While California was the first state to pass a statewide ban on plastic bags, other states -- including Massachusetts, Rhode Island and New Jersey -- had similar bans pending in the last legislative session. In April 2013, Massachusetts’ Joint Committee on Environment, Natural Resources, and Agriculture referred to the Committee on Ways and Means two bills (H.696 and S.359) that, if enacted, would have prohibited specified types of retail stores (including stores 4,000 square feet or larger or owning three or more locations in the Commonwealth) from providing single-use plastic carrier bags to customers. Retailers would have been limited to providing recyclable paper bags, reusable carryout bags, compostable or biodegradable plastic bags, or a combination thereof. However, the bill died in the Committee on Ways and Means.

This failure has not kept the Joint Committee from continuing to consider another bill relative to the reduction of plastic bags (H.787).
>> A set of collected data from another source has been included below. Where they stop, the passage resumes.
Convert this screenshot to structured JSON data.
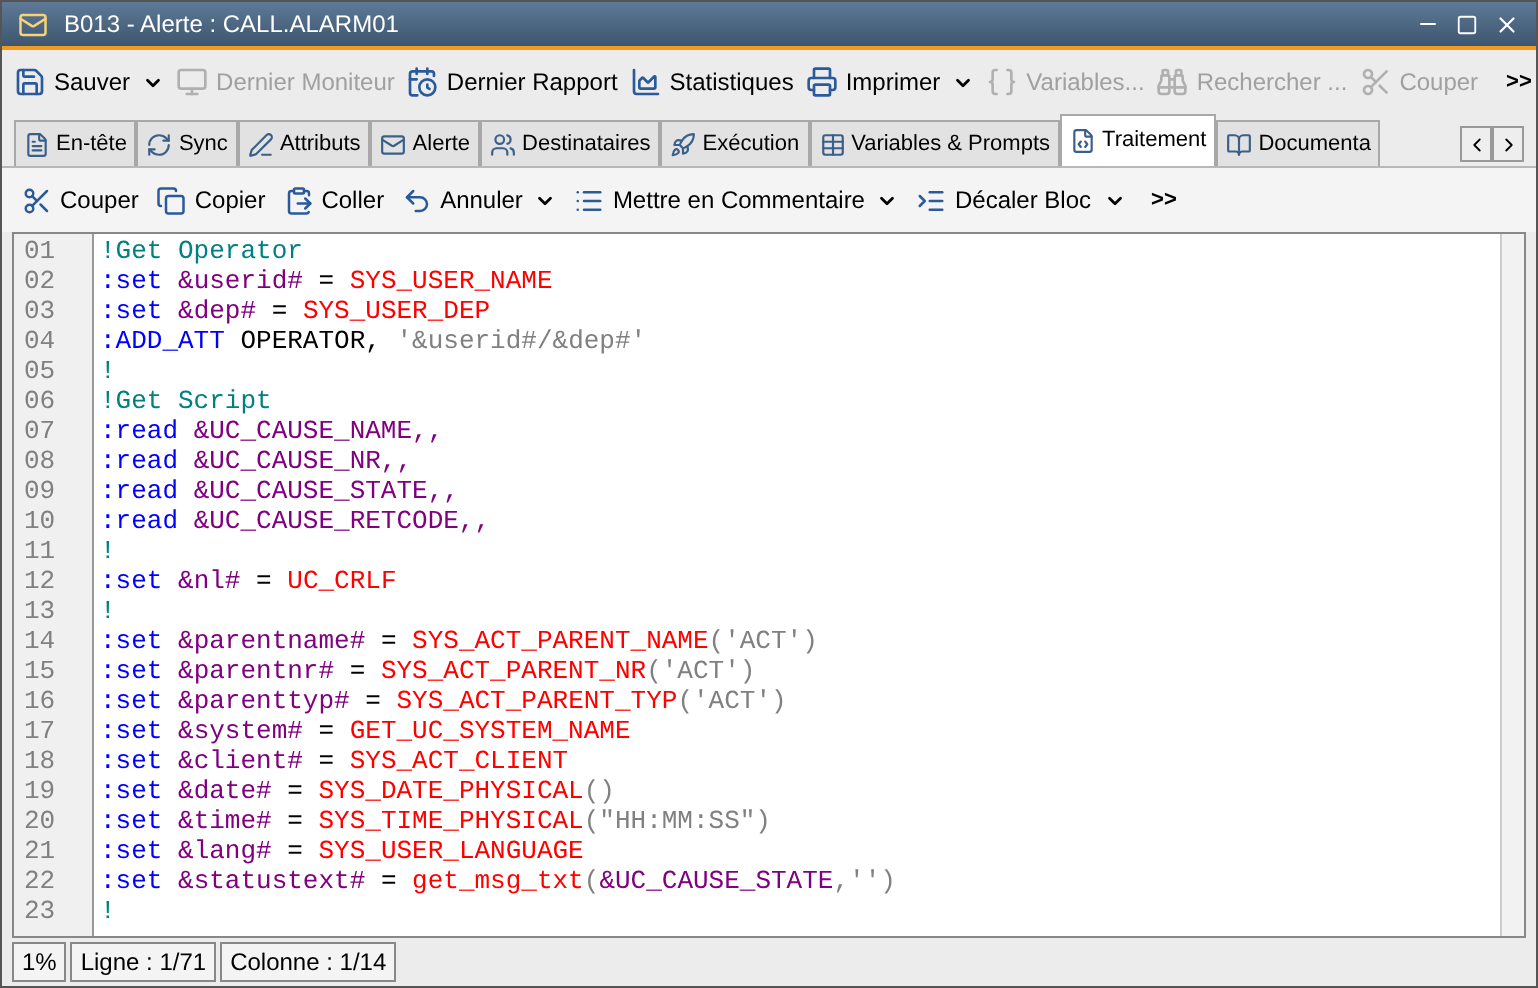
{
  "window": {
    "title": "B013 - Alerte : CALL.ALARM01"
  },
  "toolbar": [
    {
      "label": "Sauver",
      "disabled": false,
      "dropdown": true
    },
    {
      "label": "Dernier Moniteur",
      "disabled": true,
      "dropdown": false
    },
    {
      "label": "Dernier Rapport",
      "disabled": false,
      "dropdown": false
    },
    {
      "label": "Statistiques",
      "disabled": false,
      "dropdown": false
    },
    {
      "label": "Imprimer",
      "disabled": false,
      "dropdown": true
    },
    {
      "label": "Variables...",
      "disabled": true,
      "dropdown": false
    },
    {
      "label": "Rechercher ...",
      "disabled": true,
      "dropdown": false
    },
    {
      "label": "Couper",
      "disabled": true,
      "dropdown": false
    }
  ],
  "toolbar_overflow": ">>",
  "tabs": [
    {
      "label": "En-tête",
      "selected": false
    },
    {
      "label": "Sync",
      "selected": false
    },
    {
      "label": "Attributs",
      "selected": false
    },
    {
      "label": "Alerte",
      "selected": false
    },
    {
      "label": "Destinataires",
      "selected": false
    },
    {
      "label": "Exécution",
      "selected": false
    },
    {
      "label": "Variables & Prompts",
      "selected": false
    },
    {
      "label": "Traitement",
      "selected": true
    },
    {
      "label": "Documenta",
      "selected": false
    }
  ],
  "edit_toolbar": [
    {
      "label": "Couper",
      "dropdown": false
    },
    {
      "label": "Copier",
      "dropdown": false
    },
    {
      "label": "Coller",
      "dropdown": false
    },
    {
      "label": "Annuler",
      "dropdown": true
    },
    {
      "label": "Mettre en Commentaire",
      "dropdown": true
    },
    {
      "label": "Décaler Bloc",
      "dropdown": true
    }
  ],
  "edit_toolbar_overflow": ">>",
  "editor": {
    "lines": [
      {
        "number": "01",
        "tokens": [
          {
            "kind": "comment",
            "text": "!Get Operator"
          }
        ]
      },
      {
        "number": "02",
        "tokens": [
          {
            "kind": "keyword",
            "text": ":set "
          },
          {
            "kind": "variable",
            "text": "&userid#"
          },
          {
            "kind": "plain",
            "text": " = "
          },
          {
            "kind": "function",
            "text": "SYS_USER_NAME"
          }
        ]
      },
      {
        "number": "03",
        "tokens": [
          {
            "kind": "keyword",
            "text": ":set "
          },
          {
            "kind": "variable",
            "text": "&dep#"
          },
          {
            "kind": "plain",
            "text": " = "
          },
          {
            "kind": "function",
            "text": "SYS_USER_DEP"
          }
        ]
      },
      {
        "number": "04",
        "tokens": [
          {
            "kind": "keyword",
            "text": ":ADD_ATT"
          },
          {
            "kind": "plain",
            "text": " OPERATOR, "
          },
          {
            "kind": "string",
            "text": "'&userid#/&dep#'"
          }
        ]
      },
      {
        "number": "05",
        "tokens": [
          {
            "kind": "comment",
            "text": "!"
          }
        ]
      },
      {
        "number": "06",
        "tokens": [
          {
            "kind": "comment",
            "text": "!Get Script"
          }
        ]
      },
      {
        "number": "07",
        "tokens": [
          {
            "kind": "keyword",
            "text": ":read "
          },
          {
            "kind": "variable",
            "text": "&UC_CAUSE_NAME,,"
          }
        ]
      },
      {
        "number": "08",
        "tokens": [
          {
            "kind": "keyword",
            "text": ":read "
          },
          {
            "kind": "variable",
            "text": "&UC_CAUSE_NR,,"
          }
        ]
      },
      {
        "number": "09",
        "tokens": [
          {
            "kind": "keyword",
            "text": ":read "
          },
          {
            "kind": "variable",
            "text": "&UC_CAUSE_STATE,,"
          }
        ]
      },
      {
        "number": "10",
        "tokens": [
          {
            "kind": "keyword",
            "text": ":read "
          },
          {
            "kind": "variable",
            "text": "&UC_CAUSE_RETCODE,,"
          }
        ]
      },
      {
        "number": "11",
        "tokens": [
          {
            "kind": "comment",
            "text": "!"
          }
        ]
      },
      {
        "number": "12",
        "tokens": [
          {
            "kind": "keyword",
            "text": ":set "
          },
          {
            "kind": "variable",
            "text": "&nl#"
          },
          {
            "kind": "plain",
            "text": " = "
          },
          {
            "kind": "function",
            "text": "UC_CRLF"
          }
        ]
      },
      {
        "number": "13",
        "tokens": [
          {
            "kind": "comment",
            "text": "!"
          }
        ]
      },
      {
        "number": "14",
        "tokens": [
          {
            "kind": "keyword",
            "text": ":set "
          },
          {
            "kind": "variable",
            "text": "&parentname#"
          },
          {
            "kind": "plain",
            "text": " = "
          },
          {
            "kind": "function",
            "text": "SYS_ACT_PARENT_NAME"
          },
          {
            "kind": "string",
            "text": "('ACT')"
          }
        ]
      },
      {
        "number": "15",
        "tokens": [
          {
            "kind": "keyword",
            "text": ":set "
          },
          {
            "kind": "variable",
            "text": "&parentnr#"
          },
          {
            "kind": "plain",
            "text": " = "
          },
          {
            "kind": "function",
            "text": "SYS_ACT_PARENT_NR"
          },
          {
            "kind": "string",
            "text": "('ACT')"
          }
        ]
      },
      {
        "number": "16",
        "tokens": [
          {
            "kind": "keyword",
            "text": ":set "
          },
          {
            "kind": "variable",
            "text": "&parenttyp#"
          },
          {
            "kind": "plain",
            "text": " = "
          },
          {
            "kind": "function",
            "text": "SYS_ACT_PARENT_TYP"
          },
          {
            "kind": "string",
            "text": "('ACT')"
          }
        ]
      },
      {
        "number": "17",
        "tokens": [
          {
            "kind": "keyword",
            "text": ":set "
          },
          {
            "kind": "variable",
            "text": "&system#"
          },
          {
            "kind": "plain",
            "text": " = "
          },
          {
            "kind": "function",
            "text": "GET_UC_SYSTEM_NAME"
          }
        ]
      },
      {
        "number": "18",
        "tokens": [
          {
            "kind": "keyword",
            "text": ":set "
          },
          {
            "kind": "variable",
            "text": "&client#"
          },
          {
            "kind": "plain",
            "text": " = "
          },
          {
            "kind": "function",
            "text": "SYS_ACT_CLIENT"
          }
        ]
      },
      {
        "number": "19",
        "tokens": [
          {
            "kind": "keyword",
            "text": ":set "
          },
          {
            "kind": "variable",
            "text": "&date#"
          },
          {
            "kind": "plain",
            "text": " = "
          },
          {
            "kind": "function",
            "text": "SYS_DATE_PHYSICAL"
          },
          {
            "kind": "string",
            "text": "()"
          }
        ]
      },
      {
        "number": "20",
        "tokens": [
          {
            "kind": "keyword",
            "text": ":set "
          },
          {
            "kind": "variable",
            "text": "&time#"
          },
          {
            "kind": "plain",
            "text": " = "
          },
          {
            "kind": "function",
            "text": "SYS_TIME_PHYSICAL"
          },
          {
            "kind": "string",
            "text": "(\"HH:MM:SS\")"
          }
        ]
      },
      {
        "number": "21",
        "tokens": [
          {
            "kind": "keyword",
            "text": ":set "
          },
          {
            "kind": "variable",
            "text": "&lang#"
          },
          {
            "kind": "plain",
            "text": " = "
          },
          {
            "kind": "function",
            "text": "SYS_USER_LANGUAGE"
          }
        ]
      },
      {
        "number": "22",
        "tokens": [
          {
            "kind": "keyword",
            "text": ":set "
          },
          {
            "kind": "variable",
            "text": "&statustext#"
          },
          {
            "kind": "plain",
            "text": " = "
          },
          {
            "kind": "function",
            "text": "get_msg_txt"
          },
          {
            "kind": "string",
            "text": "("
          },
          {
            "kind": "variable",
            "text": "&UC_CAUSE_STATE"
          },
          {
            "kind": "string",
            "text": ",'')"
          }
        ]
      },
      {
        "number": "23",
        "tokens": [
          {
            "kind": "comment",
            "text": "!"
          }
        ]
      }
    ]
  },
  "status_bar": [
    "1%",
    "Ligne : 1/71",
    "Colonne : 1/14"
  ]
}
The Joint Committee is investigating and studying this bill, together with other bills that seek to reduce solid waste and increase recycling in Massachusetts (H.741746758, and 765). As currently written, House Bill 787 would prohibit all retail stores located in Massachusetts, without regards to store size or number of locations, from distributing plastic carrier bags at the point of sale. The Joint Committee intends to report the results of its investigation and study and its recommendations, if any, together with drafts of legislation, to the Clerk of the House of Representatives on or before December 31, 2014. 

It is highly likely that Massachusetts legislators will again attempt to introduce a bill that is the same or similarly-worded as House Bills 696 or 787 or Senate Bill 359. California’s passage of its statewide ban will be a significant motivator for Massachusetts. However, a major driver for California’s statewide ban was to eliminate confusion caused by a patchwork of 127 local laws prohibiting plastic bags. Indeed, the California Grocers Association lobbied for the bill in part because it would improve statewide operational consistency, in addition to being a significant source of revenue due to the paper bags fee.
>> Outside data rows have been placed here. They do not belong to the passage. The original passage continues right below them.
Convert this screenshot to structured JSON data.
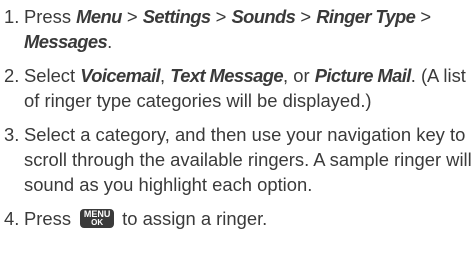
{
  "steps": [
    {
      "number": "1.",
      "parts": [
        {
          "text": "Press ",
          "style": "normal"
        },
        {
          "text": "Menu",
          "style": "em"
        },
        {
          "text": " > ",
          "style": "normal"
        },
        {
          "text": "Settings",
          "style": "em"
        },
        {
          "text": " > ",
          "style": "normal"
        },
        {
          "text": "Sounds",
          "style": "em"
        },
        {
          "text": " > ",
          "style": "normal"
        },
        {
          "text": "Ringer Type",
          "style": "em"
        },
        {
          "text": " > ",
          "style": "normal"
        },
        {
          "text": "Messages",
          "style": "em"
        },
        {
          "text": ".",
          "style": "normal"
        }
      ]
    },
    {
      "number": "2.",
      "parts": [
        {
          "text": "Select ",
          "style": "normal"
        },
        {
          "text": "Voicemail",
          "style": "em"
        },
        {
          "text": ", ",
          "style": "normal"
        },
        {
          "text": "Text Message",
          "style": "em"
        },
        {
          "text": ", or ",
          "style": "normal"
        },
        {
          "text": "Picture Mail",
          "style": "em"
        },
        {
          "text": ". (A list of ringer type categories will be displayed.)",
          "style": "normal"
        }
      ]
    },
    {
      "number": "3.",
      "parts": [
        {
          "text": "Select a category, and then use your navigation key to scroll through the available ringers. A sample ringer will sound as you highlight each option.",
          "style": "normal"
        }
      ]
    },
    {
      "number": "4.",
      "parts": [
        {
          "text": "Press ",
          "style": "normal"
        },
        {
          "key": {
            "top": "MENU",
            "bottom": "OK"
          }
        },
        {
          "text": "to assign a ringer.",
          "style": "normal"
        }
      ]
    }
  ]
}
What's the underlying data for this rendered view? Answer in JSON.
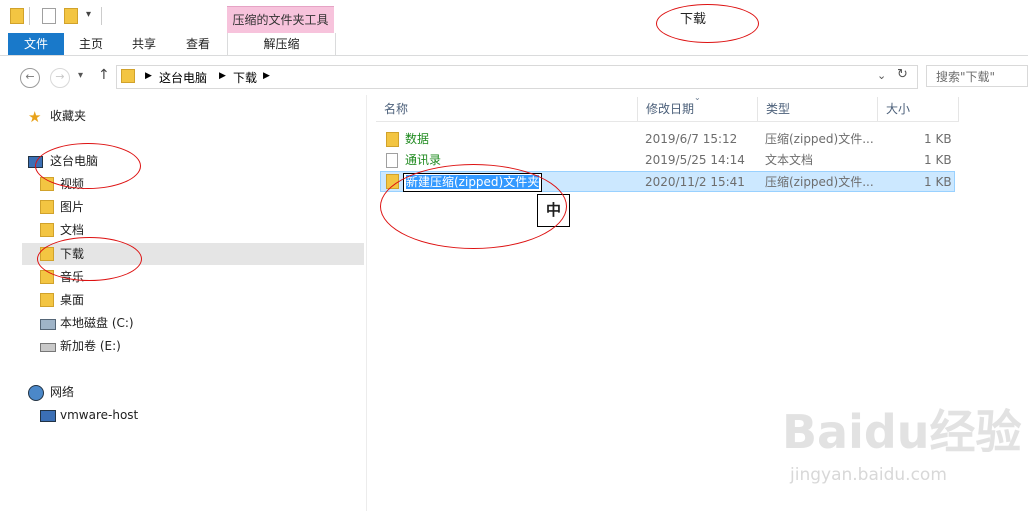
{
  "window": {
    "title": "下载"
  },
  "ribbon": {
    "context_group": "压缩的文件夹工具",
    "tabs": [
      "文件",
      "主页",
      "共享",
      "查看"
    ],
    "context_tab": "解压缩"
  },
  "address": {
    "crumbs": [
      "这台电脑",
      "下载"
    ],
    "search_placeholder": "搜索\"下载\""
  },
  "nav": {
    "favorites": "收藏夹",
    "this_pc": "这台电脑",
    "items": [
      "视频",
      "图片",
      "文档",
      "下载",
      "音乐",
      "桌面",
      "本地磁盘 (C:)",
      "新加卷 (E:)"
    ],
    "network": "网络",
    "network_items": [
      "vmware-host"
    ]
  },
  "list": {
    "columns": [
      "名称",
      "修改日期",
      "类型",
      "大小"
    ],
    "rows": [
      {
        "name": "数据",
        "date": "2019/6/7 15:12",
        "type": "压缩(zipped)文件...",
        "size": "1 KB"
      },
      {
        "name": "通讯录",
        "date": "2019/5/25 14:14",
        "type": "文本文档",
        "size": "1 KB"
      },
      {
        "name": "新建压缩(zipped)文件夹",
        "date": "2020/11/2 15:41",
        "type": "压缩(zipped)文件...",
        "size": "1 KB"
      }
    ]
  },
  "ime": "中",
  "watermark": {
    "brand": "Baidu经验",
    "url": "jingyan.baidu.com"
  },
  "colors": {
    "accent": "#1979ca",
    "context": "#f7c3dc",
    "selection": "#cce8ff",
    "annotation": "#d11111"
  }
}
However, in contrast to California’s situation, in Massachusetts, only five towns have adopted bag bans, and a statewide ban is strongly opposed by the Massachusetts Food Association, which represents the Commonwealth’s grocery and supermarket industry. At the Joint Committee’s hearing on H.696 and S.359, the Association testified that the ban would be “restraining and counterproductive” to grocers and supermarkets. The Association had already undertaken efforts to decrease the number of disposable bags distributed (both paper and plastic) and to increase the recycling of plastic bags and the sale and use of reusable bags. The Association asserted that the bags themselves are not the problem but rather the problem is customers’ improper disposal of them. Thus, there is a lack of similar support in Massachusetts for a statewide ban. Moreover, because so fewer municipalities have adopted bans in Massachusetts, a statewide ban could be more difficult, and more costly, to implement in Massachusetts than in California.
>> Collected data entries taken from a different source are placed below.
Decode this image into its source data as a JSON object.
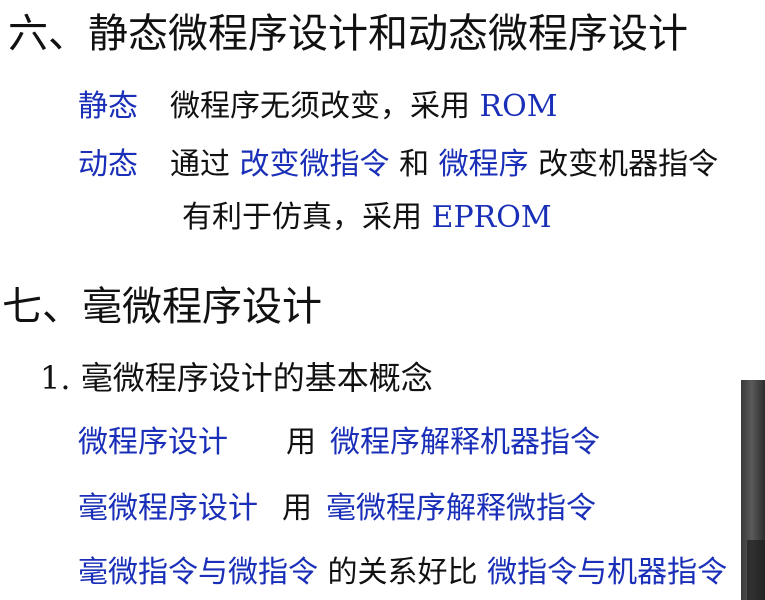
{
  "section6": {
    "title": "六、静态微程序设计和动态微程序设计",
    "static": {
      "label": "静态",
      "text": "微程序无须改变，采用 ",
      "highlight": "ROM"
    },
    "dynamic": {
      "label": "动态",
      "t1": "通过 ",
      "h1": "改变微指令",
      "t2": " 和 ",
      "h2": "微程序",
      "t3": " 改变机器指令",
      "line2_text": "有利于仿真，采用 ",
      "line2_highlight": "EPROM"
    }
  },
  "section7": {
    "title": "七、毫微程序设计",
    "subtitle": "1. 毫微程序设计的基本概念",
    "row1": {
      "label": "微程序设计",
      "verb": "用",
      "object": "微程序解释机器指令"
    },
    "row2": {
      "label": "毫微程序设计",
      "verb": "用",
      "object": "毫微程序解释微指令"
    },
    "row3": {
      "a": "毫微指令与微指令",
      "mid": " 的关系好比 ",
      "b": "微指令与机器指令"
    }
  },
  "colors": {
    "blue": "#1a2fb8",
    "text": "#111111",
    "background": "#ffffff"
  }
}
As an alternative to banning plastic carrier bags, and to provide funding for recycling initiatives, Massachusetts legislators could consider imposing a tax or “user fee” on each plastic or paper carrier bag. In 2010, the District of Columbia imposed a 5-cent fee on each plastic or paper bag dispensed by specified retailers. The District reported in 2013 that since the law’s enactment, District businesses had seen a drastic reduction in bag usage and environmental clean-up groups had witnessed fewer bags polluting D.C. waterways.